Harper signed with the Phillies for 13 years and $330,000,000 in 2019. The contract was the biggest in the history of baseball and North American team sports at the time. The deal pays Harper $25,384,615 a season and $156,695.16 per game.

As is the case with two of the huge new deals of Manny Machado and Nolan Arenado, we’re not sure just how worth it this record deal is just yet. But Harper is a six-time All-Star and was the 2015 NL MVP. The Phillies were ready to spend big money, so there wasn’t a more high-profile name to pick up outside of Harper.

2. Canelo Álvarez – Boxing (DAZN):

Star boxer Álvarez signed with streaming service DAZN for 5 years and 11 fights for a total of $365,000,000 in November 2018. The deal averages $73,000,000 a year and $33,181,818.18 per fight. The deal would replace his previous contract with HBO.

With Álvarez one of the biggest stars in boxing, this deal is worth it even if it absolutely huge.

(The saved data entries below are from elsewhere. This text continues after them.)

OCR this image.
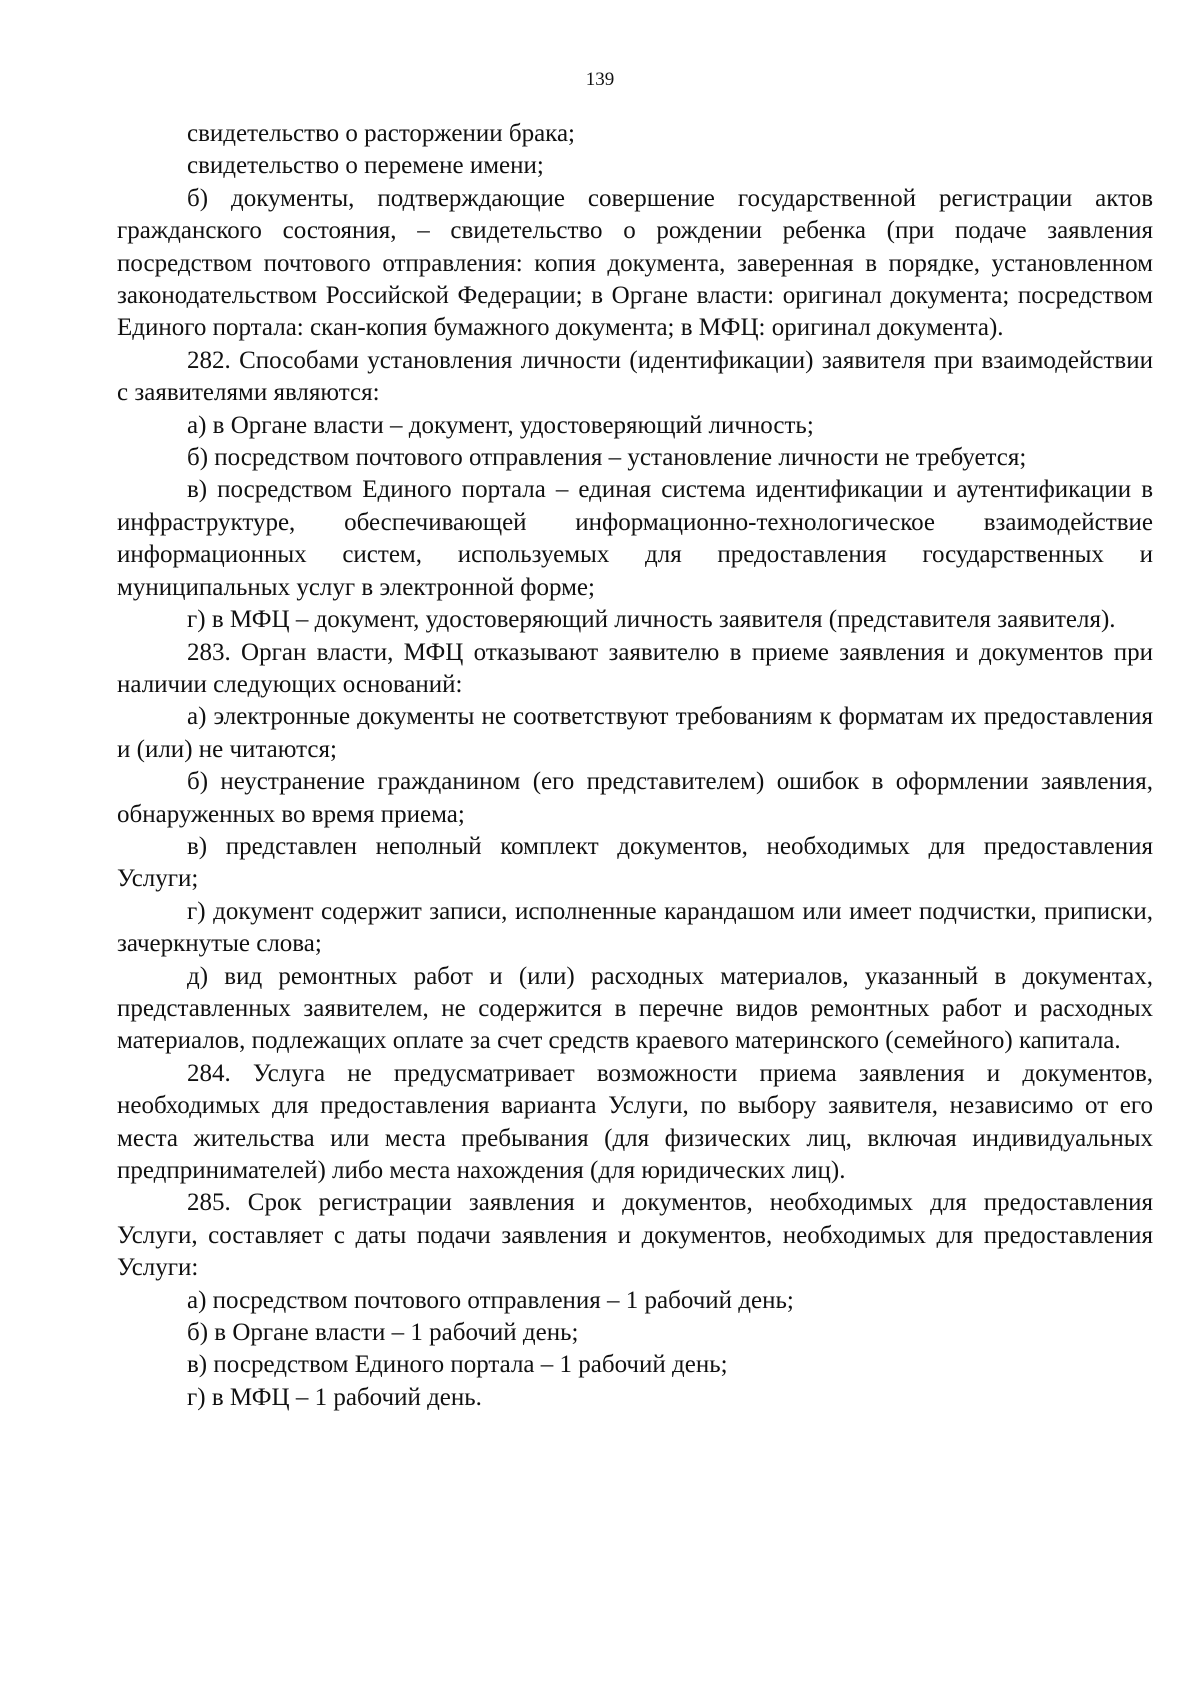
139

свидетельство о расторжении брака;

свидетельство о перемене имени;

б) документы, подтверждающие совершение государственной регистрации актов гражданского состояния, – свидетельство о рождении ребенка (при подаче заявления посредством почтового отправления: копия документа, заверенная в порядке, установленном законодательством Российской Федерации; в Органе власти: оригинал документа; посредством Единого портала: скан-копия бумажного документа; в МФЦ: оригинал документа).

282. Способами установления личности (идентификации) заявителя при взаимодействии с заявителями являются:

а) в Органе власти – документ, удостоверяющий личность;

б) посредством почтового отправления – установление личности не требуется;

в) посредством Единого портала – единая система идентификации и аутентификации в инфраструктуре, обеспечивающей информационно-технологическое взаимодействие информационных систем, используемых для предоставления государственных и муниципальных услуг в электронной форме;

г) в МФЦ – документ, удостоверяющий личность заявителя (представителя заявителя).

283. Орган власти, МФЦ отказывают заявителю в приеме заявления и документов при наличии следующих оснований:

а) электронные документы не соответствуют требованиям к форматам их предоставления и (или) не читаются;

б) неустранение гражданином (его представителем) ошибок в оформлении заявления, обнаруженных во время приема;

в) представлен неполный комплект документов, необходимых для предоставления Услуги;

г) документ содержит записи, исполненные карандашом или имеет подчистки, приписки, зачеркнутые слова;

д) вид ремонтных работ и (или) расходных материалов, указанный в документах, представленных заявителем, не содержится в перечне видов ремонтных работ и расходных материалов, подлежащих оплате за счет средств краевого материнского (семейного) капитала.

284. Услуга не предусматривает возможности приема заявления и документов, необходимых для предоставления варианта Услуги, по выбору заявителя, независимо от его места жительства или места пребывания (для физических лиц, включая индивидуальных предпринимателей) либо места нахождения (для юридических лиц).

285. Срок регистрации заявления и документов, необходимых для предоставления Услуги, составляет с даты подачи заявления и документов, необходимых для предоставления Услуги:

а) посредством почтового отправления – 1 рабочий день;

б) в Органе власти – 1 рабочий день;

в) посредством Единого портала – 1 рабочий день;

г) в МФЦ – 1 рабочий день.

DAZN made big waves in the sports world with the signing.

1. Mike Trout – Los Angeles Angels, Major League Baseball:

Finally, we’ve reached the richest overall sports contract on our list. Superstar Trout re-signed with the Angels for 12 years and $426,500,000 in March 2019. The signing topped Bryce Harper’s deal as the biggest in the history of baseball and North American team sports. The extension pays Trout $35,541,666 a year and $219,393 a game.

Largely touted as the No. 1 player in baseball, the Angels had no other move to make here. Trout is a two-time American League MVP. He rewarded the Angels for signing him to such a huge extension by becoming the AL Player of the Week for the fourth time this April.